Baba’s vocabulary and writing abilities are admirable. He sets about improving my language by playing Scrabble, and indulging in word-games that are fascinating
Time moves on. I marry and go away, far from his territory into a space as different from the film industry as one can imagine. He moves on too, away from the film industry as well, away from the realm where he has reigned for many years as a luminary. He enters a world as different, a world of political arenas and high society where many game are played. But though he flows in their stream, it is always on the banks.
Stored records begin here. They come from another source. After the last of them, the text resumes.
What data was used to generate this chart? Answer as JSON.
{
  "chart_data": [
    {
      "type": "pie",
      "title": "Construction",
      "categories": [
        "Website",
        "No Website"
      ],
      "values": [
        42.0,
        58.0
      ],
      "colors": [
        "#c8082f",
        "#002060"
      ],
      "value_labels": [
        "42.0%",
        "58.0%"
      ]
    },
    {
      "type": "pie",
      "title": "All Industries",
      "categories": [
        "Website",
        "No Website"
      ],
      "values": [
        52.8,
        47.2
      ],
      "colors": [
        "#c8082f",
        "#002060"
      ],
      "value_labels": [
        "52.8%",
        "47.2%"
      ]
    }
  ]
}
The years of separation whirl by.
When our worlds become one again, I am shocked to find him seasoned with age, fragile with disillusion and quietude. He says he is like ‘a poor man’s flickering lamp in a storm’. I understand why they say child is father of the man, because though he has always called me Ma, I now start calling him ‘my bacchha’. Especially when he weeps, child-like, at a Sai bhajan on the Aastha channel. His belief in Sai Baba has never wavered despite the vicissitudes of life. We plan a grand retrospective of his songs for 7th July, when he will step into his milestone 90th year. He recollects long-forgotten songs and sings Allah bhi hai mallah bhi hai with indescribable sweetness. Even now his eyes sparkle when he sings a snatch of the song. I tell him that there are thousands of mentions of him on the Internet, and he is surprised that people still remember him, because, he says, he has done nothing great, just his job. This is his quintessential humility that never makes him speak of his compositions as super-hits. The perfume of his essence will always bloom in his soulful compositions that half a century later continue to fill our senses with so much beauty.
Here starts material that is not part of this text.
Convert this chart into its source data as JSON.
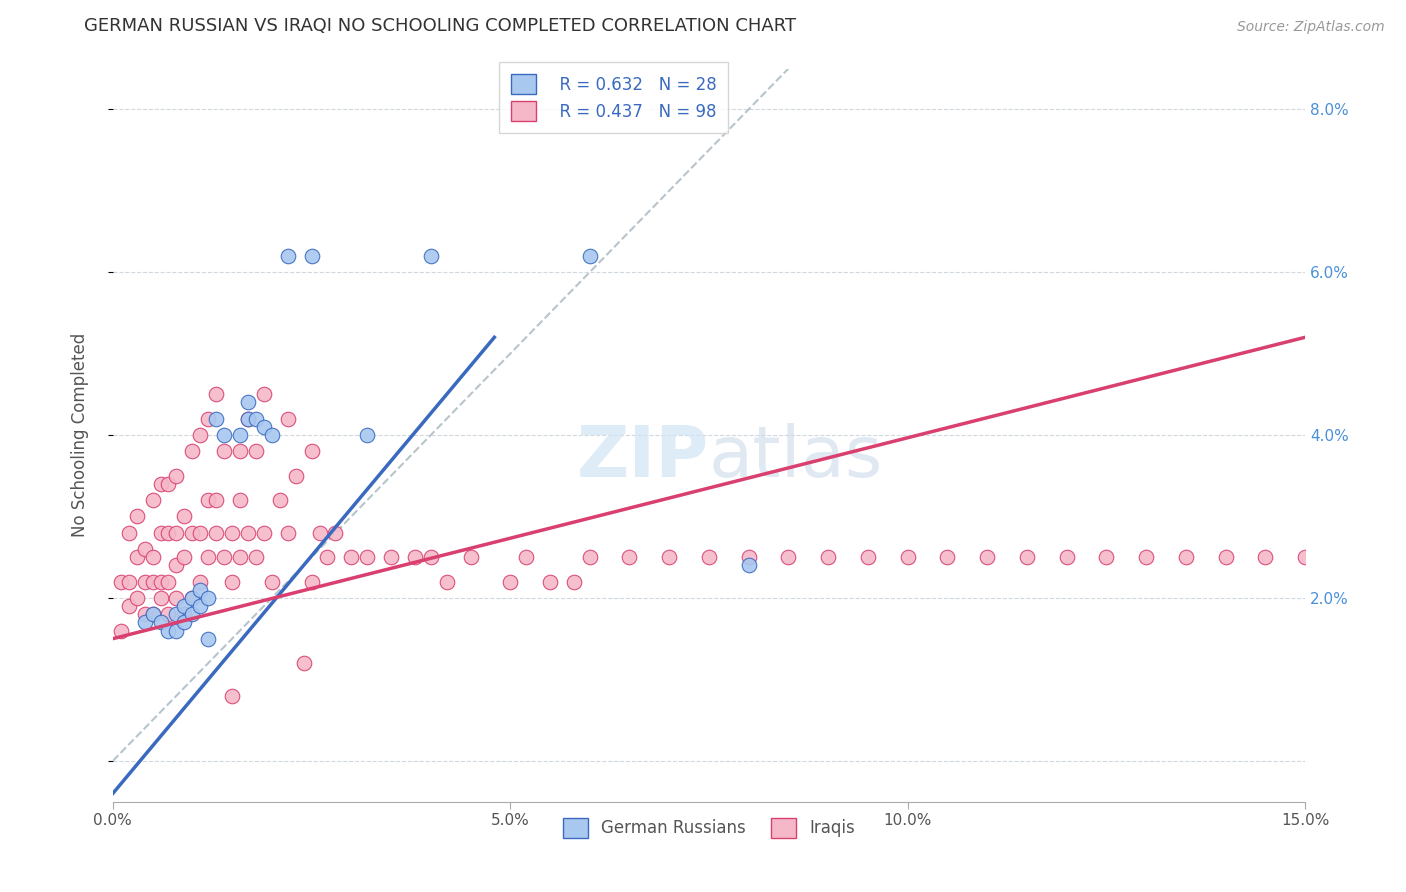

Baba, you have taught me so much without rhetoric and didacticism. The only lectures I got were on Rabindranath Tagore and the values of life. You have taught me honesty and realism, to look at life without pretence and to accept the ebbs and tides, to move on without looking back with regret. The same way that you moved on when trends changed in the industry from the pure and the principled and some paanwallah distributor or some hero with a puff dictated to you how you should do your job. You turned your back upon the world that did not appreciate you and went on to more meaningful things and made me aware of the pointlessness of looking back at footprints on the sand.
After promising me on the 29th that we would meet on 31st May (2003) and record traditional folk songs from Barisal that you wished to pass on to people, you turned on your side and went into eternal sleep. Just like that.
Rooth ke tum jo chal diye, ab main dua ko kya karun
Jisne hamen juda kiya, aise khuda ko kya karoon.